Super Mario Bros.: The Lost Levels
The Lost Levels box art shows Mario holding the two-finger V sign inside an inscribed circle. Above, red Japanese text reads the title text: "Super Mario Bros. 2". The Nintendo logo and an award ribbon are displayed in opposite corners.
Japanese cover art
Developer(s) Nintendo R&D4
Publisher(s) Nintendo
Director(s) Takashi Tezuka
Designer(s) Shigeru Miyamoto
Composer(s) Koji Kondo
Series Super Mario
Platform(s) Family Computer Disk System
Release
  • JP: June 3, 1986
Genre(s) Platform
Mode(s) Single-player
Review scores
Publication Score
Eurogamer Wii: 8/10
GameSpot Wii: 6.5/10
IGN 3DS: 8.5/10
Nintendo Life Wii U: 8/10

Super Mario Bros.: The Lost Levels is a 1986 side-scrolling platform game developed and published by Nintendo as the first sequel to their 1985 bestseller Super Mario Bros. The games are similar in style and gameplay, apart from a steep increase in difficulty. Like the original, Mario or Luigi venture to rescue the Princess from Bowser. Unlike the original, the game has no two-player option and Luigi is differentiated from his twin plumber brother with reduced ground friction and increased jump height. The Lost Levels also introduces setbacks such as poison mushroom power-ups, counterproductive level warps, and mid-air wind gusts. The game has 32 levels across eight worlds, and five bonus worlds.

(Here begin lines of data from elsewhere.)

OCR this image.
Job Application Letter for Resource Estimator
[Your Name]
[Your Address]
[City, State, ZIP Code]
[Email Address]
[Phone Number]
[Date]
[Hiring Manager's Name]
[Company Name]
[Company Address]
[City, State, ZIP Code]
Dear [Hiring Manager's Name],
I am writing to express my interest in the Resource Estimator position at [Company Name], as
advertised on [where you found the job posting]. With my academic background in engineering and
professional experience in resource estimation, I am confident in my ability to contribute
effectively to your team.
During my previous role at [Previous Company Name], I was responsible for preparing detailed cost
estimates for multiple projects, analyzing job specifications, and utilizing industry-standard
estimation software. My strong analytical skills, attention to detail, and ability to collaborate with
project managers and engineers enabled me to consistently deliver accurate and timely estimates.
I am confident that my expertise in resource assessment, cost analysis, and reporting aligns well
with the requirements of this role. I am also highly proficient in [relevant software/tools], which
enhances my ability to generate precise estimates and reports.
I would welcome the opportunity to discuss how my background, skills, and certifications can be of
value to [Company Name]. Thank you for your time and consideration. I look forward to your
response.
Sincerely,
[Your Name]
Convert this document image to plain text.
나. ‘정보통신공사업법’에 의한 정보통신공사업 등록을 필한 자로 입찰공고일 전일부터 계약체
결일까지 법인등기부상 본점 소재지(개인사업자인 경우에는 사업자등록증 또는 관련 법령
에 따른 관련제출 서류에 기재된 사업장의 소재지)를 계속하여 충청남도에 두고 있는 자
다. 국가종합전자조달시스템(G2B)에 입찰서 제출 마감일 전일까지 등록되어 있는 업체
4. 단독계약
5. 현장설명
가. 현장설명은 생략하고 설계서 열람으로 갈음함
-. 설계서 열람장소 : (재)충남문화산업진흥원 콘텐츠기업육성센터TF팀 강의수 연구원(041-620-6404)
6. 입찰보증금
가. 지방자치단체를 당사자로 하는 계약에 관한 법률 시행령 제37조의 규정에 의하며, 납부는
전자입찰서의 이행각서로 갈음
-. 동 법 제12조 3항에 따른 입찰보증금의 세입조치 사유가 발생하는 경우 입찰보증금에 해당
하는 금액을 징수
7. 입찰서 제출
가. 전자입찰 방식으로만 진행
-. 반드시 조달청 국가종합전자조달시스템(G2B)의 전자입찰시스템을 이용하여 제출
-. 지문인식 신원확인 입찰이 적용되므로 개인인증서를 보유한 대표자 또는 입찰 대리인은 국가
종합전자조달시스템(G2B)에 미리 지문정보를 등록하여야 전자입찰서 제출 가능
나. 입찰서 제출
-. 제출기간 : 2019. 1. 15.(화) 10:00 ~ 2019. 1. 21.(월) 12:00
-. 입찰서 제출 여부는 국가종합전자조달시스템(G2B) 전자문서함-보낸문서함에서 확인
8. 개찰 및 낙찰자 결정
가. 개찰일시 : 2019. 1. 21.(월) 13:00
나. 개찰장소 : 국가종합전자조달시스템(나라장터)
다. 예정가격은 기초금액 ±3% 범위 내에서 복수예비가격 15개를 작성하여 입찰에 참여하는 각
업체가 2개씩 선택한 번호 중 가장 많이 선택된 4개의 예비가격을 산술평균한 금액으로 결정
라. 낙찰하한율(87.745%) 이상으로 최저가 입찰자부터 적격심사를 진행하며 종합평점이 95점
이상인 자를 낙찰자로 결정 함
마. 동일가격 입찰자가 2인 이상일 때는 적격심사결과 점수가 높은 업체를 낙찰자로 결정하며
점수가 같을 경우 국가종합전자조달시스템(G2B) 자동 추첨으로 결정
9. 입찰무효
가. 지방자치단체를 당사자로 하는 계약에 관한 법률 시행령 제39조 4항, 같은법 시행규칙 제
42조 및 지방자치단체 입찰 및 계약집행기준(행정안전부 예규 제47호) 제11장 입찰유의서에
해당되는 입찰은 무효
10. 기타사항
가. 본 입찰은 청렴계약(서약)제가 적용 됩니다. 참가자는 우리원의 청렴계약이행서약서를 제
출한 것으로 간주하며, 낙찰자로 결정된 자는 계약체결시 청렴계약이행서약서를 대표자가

The Lost Levels was first released in Japan for the Famicom Disk System as Super Mario Bros. 2 on June 3, 1986, following the success of its predecessor. It was developed by Nintendo R&D4—the team led by Mario creator Shigeru Miyamoto—and designed for players who had mastered the original. Nintendo of America deemed the title too difficult for its North American audience and instead chose another game as the region's Super Mario Bros. 2: a retrofitted version of the Japanese Doki Doki Panic. North America first experienced The Lost Levels, as the Japanese sequel became known, in the 1993 Super Nintendo Entertainment System compilation Super Mario All-Stars. It was later ported to the Game Boy Color, Game Boy Advance, and Virtual Console (Wii, Nintendo 3DS, and Wii U).